Evidence suggests that ω3 long-chain polyunsaturated fatty acid (LC-PUFA) intake may have benefits on general health(Reference Calder1). Up to date, there has been not much information about the long-term impact of maternal ω3 LCPUFA intake on the offspring(Reference Forsyth, Willatts and Agostoni2). Using swine as model species, we therefore examined the effects of maternal fish oil (FO, rich in the ω3 LCPUFA DHA) intake on brain fatty acid (FA) profile, and the behavioural, febrile and immunological response of the offspring challenged with lipopolysaccharide (LPS).
We included maternal diet (20 g/kg Marinol™ D-40 containing about 40% DHA, FO treatment, or 20 g/kg high oleic acid sunflower oil containing no ω3 FA, HOSF treatment) and offspring LPS injection (LPS or saline) as treatments. Forty-eight pigs (12 pens, 6 pens/dietary treatment) were subjected to the LPS challenge (Escherichia coli LPS, serotype O111:B4; Sigma Aldrich, NL) at 13 weeks of age, 9 weeks after weaning. They were given a single i.v. injection of saline or LPS (2 μg/kg BW3). In each pen, three pigs were injected with LPS and one with saline. Rectal temperature and blood plasma were sampled during three days. In response to the LPS injection, a decrease in social contact with humans has previously been reported as a sign of increased behavioural sickness response(Reference de Groot, Kranendonk and Fillerup3). Therefore, voluntary approach towards a test person was used as an indicator of sickness response. For quantification of brain DHA, offspring brains were harvested at 4 and 14 weeks of age.

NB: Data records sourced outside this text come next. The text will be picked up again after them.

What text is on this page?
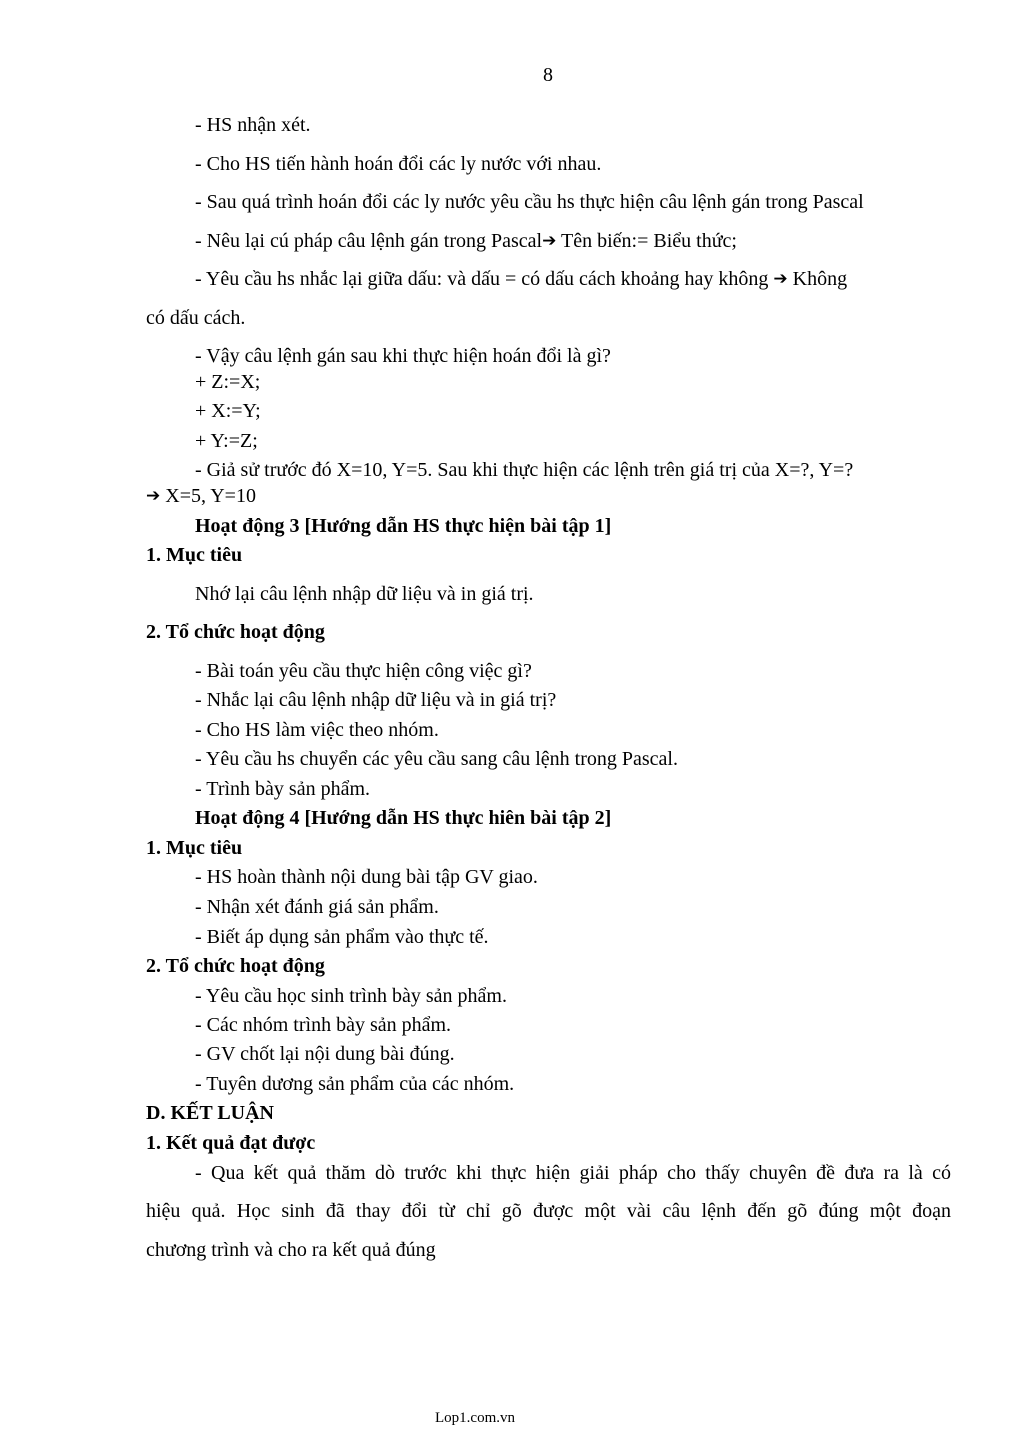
8
- HS nhận xét.
- Cho HS tiến hành hoán đổi các ly nước với nhau.
- Sau quá trình hoán đổi các ly nước yêu cầu hs thực hiện câu lệnh gán trong Pascal
- Nêu lại cú pháp câu lệnh gán trong Pascal➔ Tên biến:= Biểu thức;
- Yêu cầu hs nhắc lại giữa dấu: và dấu = có dấu cách khoảng hay không ➔ Không
có dấu cách.
- Vậy câu lệnh gán sau khi thực hiện hoán đổi là gì?
+ Z:=X;
+ X:=Y;
+ Y:=Z;
- Giả sử trước đó X=10, Y=5. Sau khi thực hiện các lệnh trên giá trị của X=?, Y=?
➔ X=5, Y=10
Hoạt động 3 [Hướng dẫn HS thực hiện bài tập 1]
1. Mục tiêu
Nhớ lại câu lệnh nhập dữ liệu và in giá trị.
2. Tổ chức hoạt động
- Bài toán yêu cầu thực hiện công việc gì?
- Nhắc lại câu lệnh nhập dữ liệu và in giá trị?
- Cho HS làm việc theo nhóm.
- Yêu cầu hs chuyển các yêu cầu sang câu lệnh trong Pascal.
- Trình bày sản phẩm.
Hoạt động 4 [Hướng dẫn HS thực hiên bài tập 2]
1. Mục tiêu
- HS hoàn thành nội dung bài tập GV giao.
- Nhận xét đánh giá sản phẩm.
- Biết áp dụng sản phẩm vào thực tế.
2. Tổ chức hoạt động
- Yêu cầu học sinh trình bày sản phẩm.
- Các nhóm trình bày sản phẩm.
- GV chốt lại nội dung bài đúng.
- Tuyên dương sản phẩm của các nhóm.
D. KẾT LUẬN
1. Kết quả đạt được
- Qua kết quả thăm dò trước khi thực hiện giải pháp cho thấy chuyên đề đưa ra là có
hiệu quả. Học sinh đã thay đổi từ chỉ gõ được một vài câu lệnh đến gõ đúng một đoạn
chương trình và cho ra kết quả đúng
Lop1.com.vn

DHA percentages in frontal cortex and hippocampus presented an age×maternal diet interaction (P<0.001). Although there was a significant decrease of brain DHA in 14-week-old pigs compared to their 4-week-old siblings, DHA levels were higher in FO than in HOSF pigs at both age groups and brain areas. In the human approach test, a maternal diet×LPS interaction (P<0.05) was found 1 h after injection. No effect of LPS on the percentage of FO pigs approaching the person (P=0.23) was found, whereas within the HOSF pigs, fewer LPS-injected than saline-injected pigs approached the person (P<0.05). Three hours after LPS injection, none of HOSF pigs approached the person, whereas about 30% of FO pigs did approach. Analysis of rectal temperature showed a maternal diet×LPS×time interaction (P<0.001). A time-dependent increase in rectal temperature was observed only after LPS injection (P<0.01), with higher temperatures in HOSF pigs (P<0.01) compared to FO ones. High variation in mean values of cytokines was observed. Comparison of baselines and post-injection cytokines showed an overall increase of IFN-γ (P<0.01), TNF-α (P<0.001) and IL-6 (P<0.001) after LPS injection. However, the cytokine responses were not affected by the maternal diet. In agreement with other studies, IL-1β was not detected.
In this study, we investigated possible enduring effects of maternal FO intake on the response to an LPS injection in the offspring, as a first step towards untangling the long-term effects of DHA supplementation on animal health. With regard to LPS-induced cytokine levels in plasma, we found no effect of the maternal diet, but differences in sickness behaviour and febrile response were observed. Furthermore, as the differences in brain DHA concentrations between FO and HOSF pigs indicate that maternal intake of FO does result in neural changes in the offspring, further research on the effects of maternal DHA intake on offspring health is warranted.